Luckily for Welsh theatre writing, Richard Lewis of Parthian is a playwright himself with an enormous energy for promoting theatre in Wales. Parthian thus continues to be committed to drama publication but even Lewis admitted that ‘it does take a lot of effort for quite small sales.’ He does give a more substantial reason for continuing to publish drama in that he sees it as an important part of the company’s profile: ‘bringing out drama titles gives an intellectual depth to [our] list and reaches a different sort of committed people many of who are closely involved in culture and creativity in Wales.’ He agrees with Seren but, being closer to theatre scene, suggests additional practical measures. He believes that we not only need more plays but ‘a reappraisal of the back list with a good season of recent Welsh plays from, say, over last ten years at theatres like the Sherman, the New or Theatre Clywd.’

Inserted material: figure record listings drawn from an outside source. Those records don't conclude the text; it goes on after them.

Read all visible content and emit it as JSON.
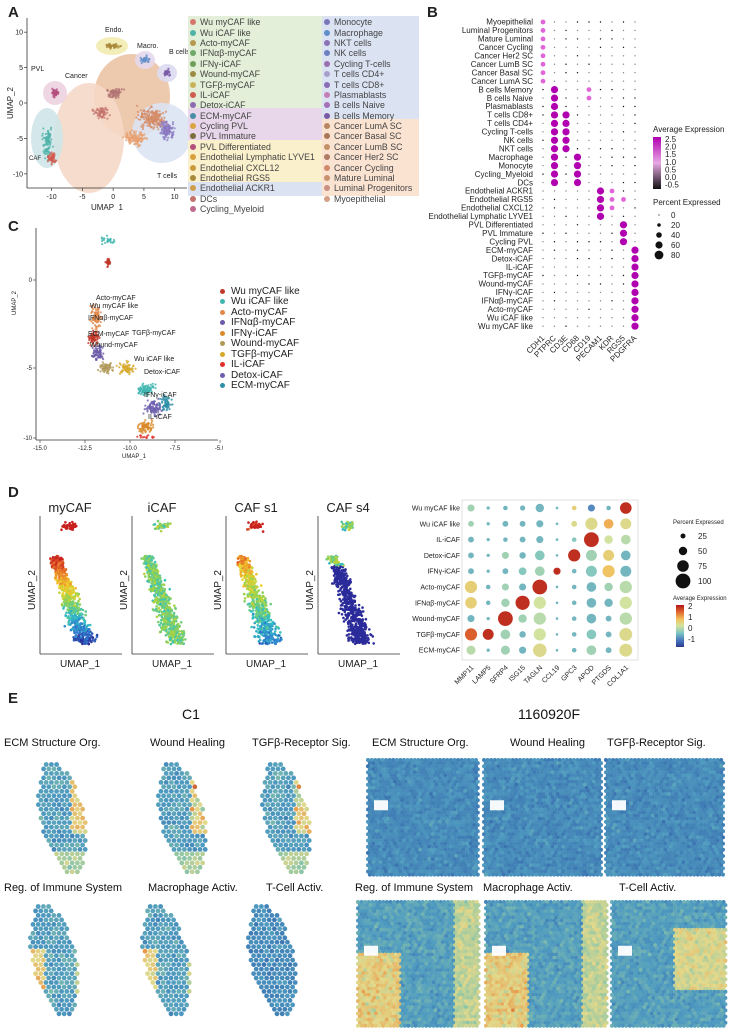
{
  "panels": {
    "A": "A",
    "B": "B",
    "C": "C",
    "D": "D",
    "E": "E"
  },
  "panelA": {
    "xlabel": "UMAP_1",
    "ylabel": "UMAP_2",
    "xticks": [
      "-10",
      "-5",
      "0",
      "5",
      "10"
    ],
    "yticks": [
      "10",
      "5",
      "0",
      "-5",
      "-10"
    ],
    "cluster_labels": {
      "endo": "Endo.",
      "macro": "Macro.",
      "bcells": "B cells",
      "pvl": "PVL",
      "cancer": "Cancer",
      "caf": "CAF",
      "tcells": "T cells"
    },
    "legend_left": [
      {
        "label": "Wu myCAF like",
        "color": "#d4776a"
      },
      {
        "label": "Wu iCAF like",
        "color": "#4fb3a9"
      },
      {
        "label": "Acto-myCAF",
        "color": "#b79850"
      },
      {
        "label": "IFNαβ-myCAF",
        "color": "#6fa86b"
      },
      {
        "label": "IFNγ-iCAF",
        "color": "#6e9f5a"
      },
      {
        "label": "Wound-myCAF",
        "color": "#9e8b43"
      },
      {
        "label": "TGFβ-myCAF",
        "color": "#c9b258"
      },
      {
        "label": "IL-iCAF",
        "color": "#d15b4f"
      },
      {
        "label": "Detox-iCAF",
        "color": "#8e6bb0"
      },
      {
        "label": "ECM-myCAF",
        "color": "#4a8fa6"
      },
      {
        "label": "Cycling PVL",
        "color": "#d9a441"
      },
      {
        "label": "PVL Immature",
        "color": "#7d6e3e"
      },
      {
        "label": "PVL Differentiated",
        "color": "#b44e7d"
      },
      {
        "label": "Endothelial Lymphatic LYVE1",
        "color": "#d8a03c"
      },
      {
        "label": "Endothelial CXCL12",
        "color": "#c99a3a"
      },
      {
        "label": "Endothelial RGS5",
        "color": "#a98a3b"
      },
      {
        "label": "Endothelial ACKR1",
        "color": "#cf9d4a"
      },
      {
        "label": "DCs",
        "color": "#c4736c"
      },
      {
        "label": "Cycling_Myeloid",
        "color": "#bd6a8d"
      }
    ],
    "legend_right": [
      {
        "label": "Monocyte",
        "color": "#7a78b8"
      },
      {
        "label": "Macrophage",
        "color": "#5f8fc9"
      },
      {
        "label": "NKT cells",
        "color": "#8b73b3"
      },
      {
        "label": "NK cells",
        "color": "#6b80c0"
      },
      {
        "label": "Cycling T-cells",
        "color": "#9a6fb0"
      },
      {
        "label": "T cells CD4+",
        "color": "#a8a0cc"
      },
      {
        "label": "T cells CD8+",
        "color": "#8a6bb6"
      },
      {
        "label": "Plasmablasts",
        "color": "#c47fb6"
      },
      {
        "label": "B cells Naive",
        "color": "#a56fb9"
      },
      {
        "label": "B cells Memory",
        "color": "#7b5aa5"
      },
      {
        "label": "Cancer LumA SC",
        "color": "#b88660"
      },
      {
        "label": "Cancer Basal SC",
        "color": "#a9765a"
      },
      {
        "label": "Cancer LumB SC",
        "color": "#c49166"
      },
      {
        "label": "Cancer Her2 SC",
        "color": "#b07a66"
      },
      {
        "label": "Cancer Cycling",
        "color": "#d08a6a"
      },
      {
        "label": "Mature Luminal",
        "color": "#c9916e"
      },
      {
        "label": "Luminal Progenitors",
        "color": "#c98f80"
      },
      {
        "label": "Myoepithelial",
        "color": "#d4a085"
      }
    ]
  },
  "panelB": {
    "rows": [
      "Myoepithelial",
      "Luminal Progenitors",
      "Mature Luminal",
      "Cancer Cycling",
      "Cancer Her2 SC",
      "Cancer LumB SC",
      "Cancer Basal SC",
      "Cancer LumA SC",
      "B cells Memory",
      "B cells Naive",
      "Plasmablasts",
      "T cells CD8+",
      "T cells CD4+",
      "Cycling T-cells",
      "NK cells",
      "NKT cells",
      "Macrophage",
      "Monocyte",
      "Cycling_Myeloid",
      "DCs",
      "Endothelial ACKR1",
      "Endothelial RGS5",
      "Endothelial CXCL12",
      "Endothelial Lymphatic LYVE1",
      "PVL Differentiated",
      "PVL Immature",
      "Cycling PVL",
      "ECM-myCAF",
      "Detox-iCAF",
      "IL-iCAF",
      "TGFβ-myCAF",
      "Wound-myCAF",
      "IFNγ-iCAF",
      "IFNαβ-myCAF",
      "Acto-myCAF",
      "Wu iCAF like",
      "Wu myCAF like"
    ],
    "cols": [
      "CDH1",
      "PTPRC",
      "CD3E",
      "CD68",
      "CD19",
      "PECAM1",
      "KDR",
      "RGS5",
      "PDGFRA"
    ],
    "legend_color_title": "Average Expression",
    "legend_color_ticks": [
      "2.5",
      "2.0",
      "1.5",
      "1.0",
      "0.5",
      "0.0",
      "-0.5"
    ],
    "legend_size_title": "Percent Expressed",
    "legend_size_ticks": [
      "0",
      "20",
      "40",
      "60",
      "80"
    ]
  },
  "panelC": {
    "xlabel": "UMAP_1",
    "ylabel": "UMAP_2",
    "xticks": [
      "-15.0",
      "-12.5",
      "-10.0",
      "-7.5",
      "-5.0"
    ],
    "yticks": [
      "0",
      "-5",
      "-10"
    ],
    "labels": [
      "Acto-myCAF",
      "Wu myCAF like",
      "IFNαβ-myCAF",
      "TGFβ-myCAF",
      "ECM-myCAF",
      "Wound-myCAF",
      "Wu iCAF like",
      "Detox-iCAF",
      "IFNγ-iCAF",
      "IL-iCAF"
    ],
    "legend": [
      {
        "label": "Wu myCAF like",
        "color": "#c0392b"
      },
      {
        "label": "Wu iCAF like",
        "color": "#3fb5b0"
      },
      {
        "label": "Acto-myCAF",
        "color": "#e0884a"
      },
      {
        "label": "IFNαβ-myCAF",
        "color": "#6c5aa8"
      },
      {
        "label": "IFNγ-iCAF",
        "color": "#d98a2b"
      },
      {
        "label": "Wound-myCAF",
        "color": "#b09a5a"
      },
      {
        "label": "TGFβ-myCAF",
        "color": "#d6a728"
      },
      {
        "label": "IL-iCAF",
        "color": "#e0302a"
      },
      {
        "label": "Detox-iCAF",
        "color": "#6d5fae"
      },
      {
        "label": "ECM-myCAF",
        "color": "#2f8fa8"
      }
    ]
  },
  "panelD": {
    "feature_titles": [
      "myCAF",
      "iCAF",
      "CAF s1",
      "CAF s4"
    ],
    "xlabel": "UMAP_1",
    "ylabel": "UMAP_2",
    "rows": [
      "Wu myCAF like",
      "Wu iCAF like",
      "IL-iCAF",
      "Detox-iCAF",
      "IFNγ-iCAF",
      "Acto-myCAF",
      "IFNαβ-myCAF",
      "Wound-myCAF",
      "TGFβ-myCAF",
      "ECM-myCAF"
    ],
    "cols": [
      "MMP11",
      "LAMP5",
      "SFRP4",
      "ISG15",
      "TAGLN",
      "CCL19",
      "GPC3",
      "APOD",
      "PTGDS",
      "COL1A1"
    ],
    "legend_size_title": "Percent Expressed",
    "legend_size_ticks": [
      "25",
      "50",
      "75",
      "100"
    ],
    "legend_color_title": "Average Expression",
    "legend_color_ticks": [
      "2",
      "1",
      "0",
      "-1"
    ]
  },
  "panelE": {
    "sample_left": "C1",
    "sample_right": "1160920F",
    "titles_top": [
      "ECM Structure Org.",
      "Wound Healing",
      "TGFβ-Receptor Sig."
    ],
    "titles_bottom": [
      "Reg. of Immune System",
      "Macrophage Activ.",
      "T-Cell Activ."
    ]
  }
}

It is only because of Parthian that we can look back now on Alan Osborne’s savage and stunning Merthyr Trilogy, written during the 1980s, or on Ed Thomas’ strange, innovative plays of the 1980s and 90s. And, for someone like myself, involved in teaching this material at degree level the articles in these books are a godsend. In terms of the longer life of the plays publication is essential – and if they vanish there are no models for further writing. The power of the written word is lost without publishers but publishers, like new writing companies, need a culture of support to nurture more new and exciting work.

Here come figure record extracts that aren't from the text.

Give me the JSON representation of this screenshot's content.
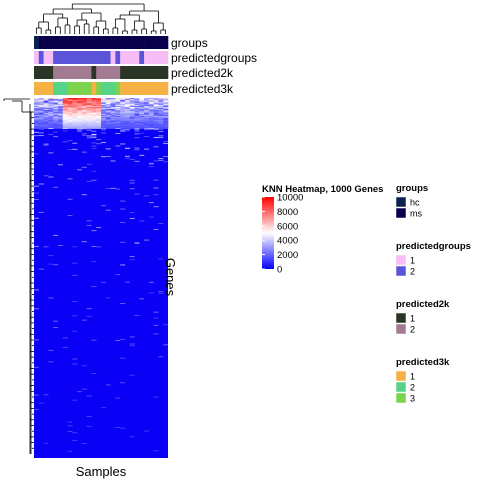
{
  "chart_data": {
    "type": "heatmap",
    "title": "KNN Heatmap, 1000 Genes",
    "xlabel": "Samples",
    "ylabel": "Genes",
    "n_samples": 28,
    "n_genes": 1000,
    "color_scale": {
      "min": 0,
      "max": 10000,
      "ticks": [
        0,
        2000,
        4000,
        6000,
        8000,
        10000
      ],
      "colors": [
        "#0000ff",
        "#ffffff",
        "#ff0000"
      ],
      "midpoint": 5000
    },
    "annotation_tracks": [
      {
        "name": "groups",
        "values": [
          "hc",
          "ms",
          "ms",
          "ms",
          "ms",
          "ms",
          "ms",
          "ms",
          "ms",
          "ms",
          "ms",
          "ms",
          "ms",
          "ms",
          "ms",
          "ms",
          "ms",
          "ms",
          "ms",
          "ms",
          "ms",
          "ms",
          "ms",
          "ms",
          "ms",
          "ms",
          "ms",
          "ms"
        ],
        "legend": [
          {
            "label": "hc",
            "color": "#0b2250"
          },
          {
            "label": "ms",
            "color": "#08004a"
          }
        ]
      },
      {
        "name": "predictedgroups",
        "values": [
          "1",
          "2",
          "1",
          "1",
          "2",
          "2",
          "2",
          "2",
          "2",
          "2",
          "2",
          "2",
          "2",
          "2",
          "2",
          "2",
          "1",
          "2",
          "1",
          "1",
          "1",
          "1",
          "2",
          "1",
          "1",
          "1",
          "1",
          "1"
        ],
        "legend": [
          {
            "label": "1",
            "color": "#f6bdf6"
          },
          {
            "label": "2",
            "color": "#5b54d9"
          }
        ]
      },
      {
        "name": "predicted2k",
        "values": [
          "1",
          "1",
          "1",
          "1",
          "2",
          "2",
          "2",
          "2",
          "2",
          "2",
          "2",
          "2",
          "1",
          "2",
          "2",
          "2",
          "2",
          "2",
          "1",
          "1",
          "1",
          "1",
          "1",
          "1",
          "1",
          "1",
          "1",
          "1"
        ],
        "legend": [
          {
            "label": "1",
            "color": "#2b3526"
          },
          {
            "label": "2",
            "color": "#a27a91"
          }
        ]
      },
      {
        "name": "predicted3k",
        "values": [
          "1",
          "1",
          "1",
          "1",
          "2",
          "2",
          "2",
          "3",
          "3",
          "3",
          "3",
          "3",
          "1",
          "3",
          "2",
          "2",
          "2",
          "3",
          "1",
          "1",
          "1",
          "1",
          "1",
          "1",
          "1",
          "1",
          "1",
          "1"
        ],
        "legend": [
          {
            "label": "1",
            "color": "#f5b143"
          },
          {
            "label": "2",
            "color": "#55d488"
          },
          {
            "label": "3",
            "color": "#7ad44d"
          }
        ]
      }
    ],
    "pattern": "Expression values are mostly low (blue) across genes; the top-ranked genes show high values (red), concentrated in samples 6 to 13."
  }
}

I leave the last word to Simon Harris however whose letter to the Assembly Culture committee makes a passionate plea for the recognition and support of the centrally important role of theatre within a of 'a sustainable and inclusive national identity':
We must also make a distinction between the words “new” and “experimental” when it comes to new writing. The sense that “new writing” is “new” is much more in the sense that it is “untried and untested,” rather than in the sense of being “avant-garde.” The playwrights in Wales are a very diverse group, who work within a variety of different forms and conventions, as well as a wide range of audiences and communities. Primarily, they need the opportunity to write with freedom about the issues and ideas that concern and preoccupy them; by doing so, they mediate and represent the wider concerns and preoccupations of our nation to society at large. …There is such a serious under-investment in our playwrights and their work that the important work of Sgript Cymru is like a band-aid to a debilitating wound.’